Triopha maculata, a dorid nudibranch that feeds on bryzoans. Photo: Gary McDonald
Now a year into the three-year study, Goddard and colleagues report an interesting discovery that may allay concerns about the apparent loss of these animals along parts of the coast: El Niño events seem to favor intertidal nudibranchs in Monterrey, Santa Cruz, Half Moon Bay and Duxbury Reef. That is, there are more of these snail-like creatures during El Niño events, fewer during colder La Niña events.
In the historical record, intertidal nudibranch numbers double or triple during El Niño, as compared to La Niña, Goddard says, but not because of warmer water temperatures.
“We think the nudibranch pattern reflects changes in the transport of surface waters along the coast,” he says. “During El Niño, there is a relative onshore transport of surface waters that might carry more larvae to shore.”

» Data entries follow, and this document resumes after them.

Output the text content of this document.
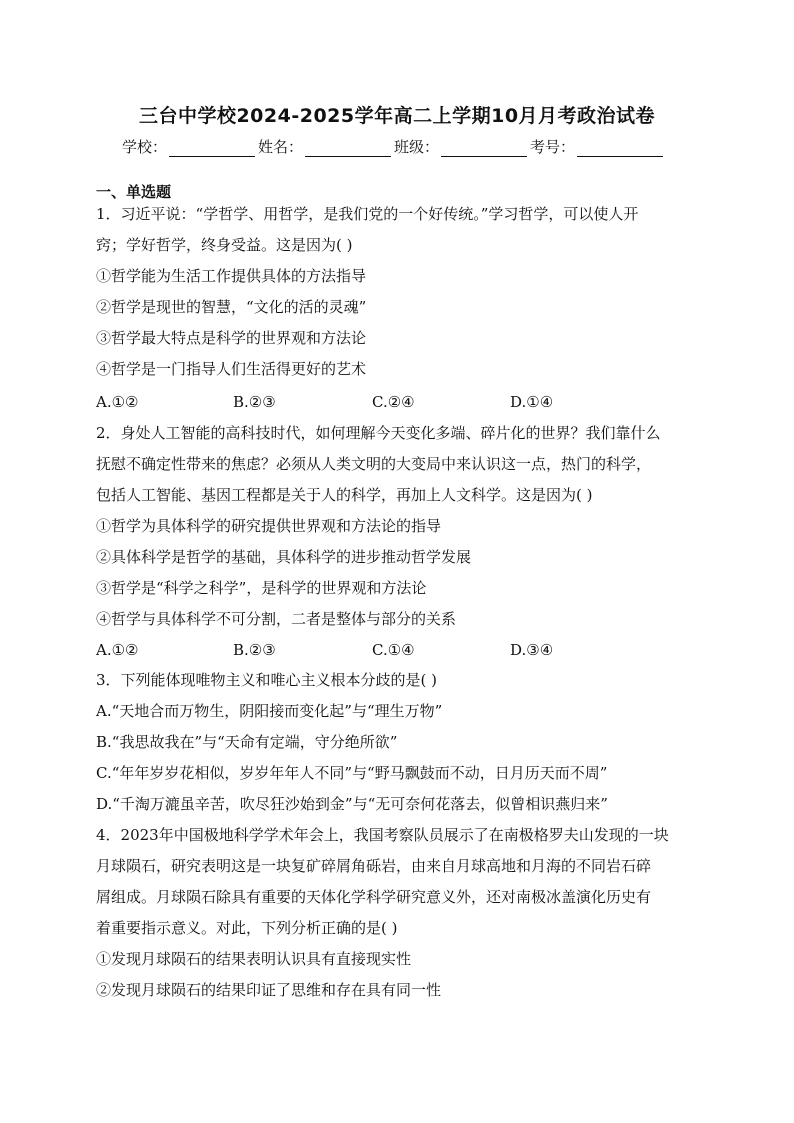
三台中学校2024-2025学年高二上学期10月月考政治试卷
学校：	姓名：	班级：	考号：
一、单选题
1．习近平说：“学哲学、用哲学，是我们党的一个好传统。”学习哲学，可以使人开
窍；学好哲学，终身受益。这是因为( )
①哲学能为生活工作提供具体的方法指导
②哲学是现世的智慧，“文化的活的灵魂”
③哲学最大特点是科学的世界观和方法论
④哲学是一门指导人们生活得更好的艺术
A.①②	B.②③	C.②④	D.①④
2．身处人工智能的高科技时代，如何理解今天变化多端、碎片化的世界？我们靠什么
抚慰不确定性带来的焦虑？必须从人类文明的大变局中来认识这一点，热门的科学，
包括人工智能、基因工程都是关于人的科学，再加上人文科学。这是因为( )
①哲学为具体科学的研究提供世界观和方法论的指导
②具体科学是哲学的基础，具体科学的进步推动哲学发展
③哲学是“科学之科学”，是科学的世界观和方法论
④哲学与具体科学不可分割，二者是整体与部分的关系
A.①②	B.②③	C.①④	D.③④
3．下列能体现唯物主义和唯心主义根本分歧的是( )
A.“天地合而万物生，阴阳接而变化起”与“理生万物”
B.“我思故我在”与“天命有定端，守分绝所欲”
C.“年年岁岁花相似，岁岁年年人不同”与“野马飘鼓而不动，日月历天而不周”
D.“千淘万漉虽辛苦，吹尽狂沙始到金”与“无可奈何花落去，似曾相识燕归来”
4．2023年中国极地科学学术年会上，我国考察队员展示了在南极格罗夫山发现的一块
月球陨石，研究表明这是一块复矿碎屑角砾岩，由来自月球高地和月海的不同岩石碎
屑组成。月球陨石除具有重要的天体化学科学研究意义外，还对南极冰盖演化历史有
着重要指示意义。对此，下列分析正确的是( )
①发现月球陨石的结果表明认识具有直接现实性
②发现月球陨石的结果印证了思维和存在具有同一性
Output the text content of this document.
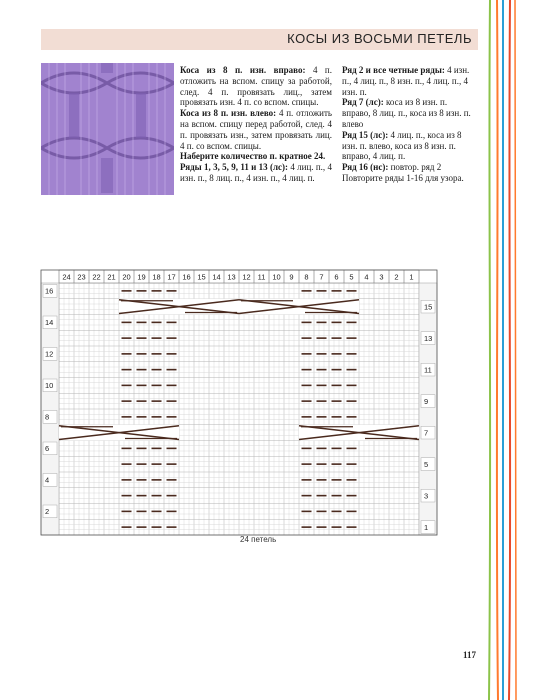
КОСЫ ИЗ ВОСЬМИ ПЕТЕЛЬ

Коса из 8 п. изн. вправо: 4 п. отложить на вспом. спицу за работой, след. 4 п. провязать лиц., затем провязать изн. 4 п. со вспом. спицы.

Коса из 8 п. изн. влево: 4 п. отложить на вспом. спицу перед работой, след. 4 п. провязать изн., затем провязать лиц. 4 п. со вспом. спицы.

Наберите количество п. кратное 24.

Ряды 1, 3, 5, 9, 11 и 13 (лс): 4 лиц. п., 4 изн. п., 8 лиц. п., 4 изн. п., 4 лиц. п.

Ряд 2 и все четные ряды: 4 изн. п., 4 лиц. п., 8 изн. п., 4 лиц. п., 4 изн. п.

Ряд 7 (лс): коса из 8 изн. п. вправо, 8 лиц. п., коса из 8 изн. п. влево

Ряд 15 (лс): 4 лиц. п., коса из 8 изн. п. влево, коса из 8 изн. п. вправо, 4 лиц. п.

Ряд 16 (нс): повтор. ряд 2

Повторите ряды 1-16 для узора.

24 23 22 21 20 19 18 17 16 15 14 13 12 11 10 9 8 7 6 5 4 3 2 1
16
14
12
10
8
6
4
2
15
13
11
9
7
5
3
1
24 петель
117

Doriopsilla albopunctata, a dorid nudibranch that feeds on sponges. Photo: Gary McDonald
That is the theory at least.
“The real test of our hypothesis will be when we get another El Niño,” Goddard says. “Then we will be looking to see whether nudibranch numbers increase dramatically as predicted and whether we can measure enhanced onshore flow of their larvae.”
“People were worried that nudibranchs were disappearing and they wondered why. Our results go a long way toward explaining this, given the recent La Niña conditions.”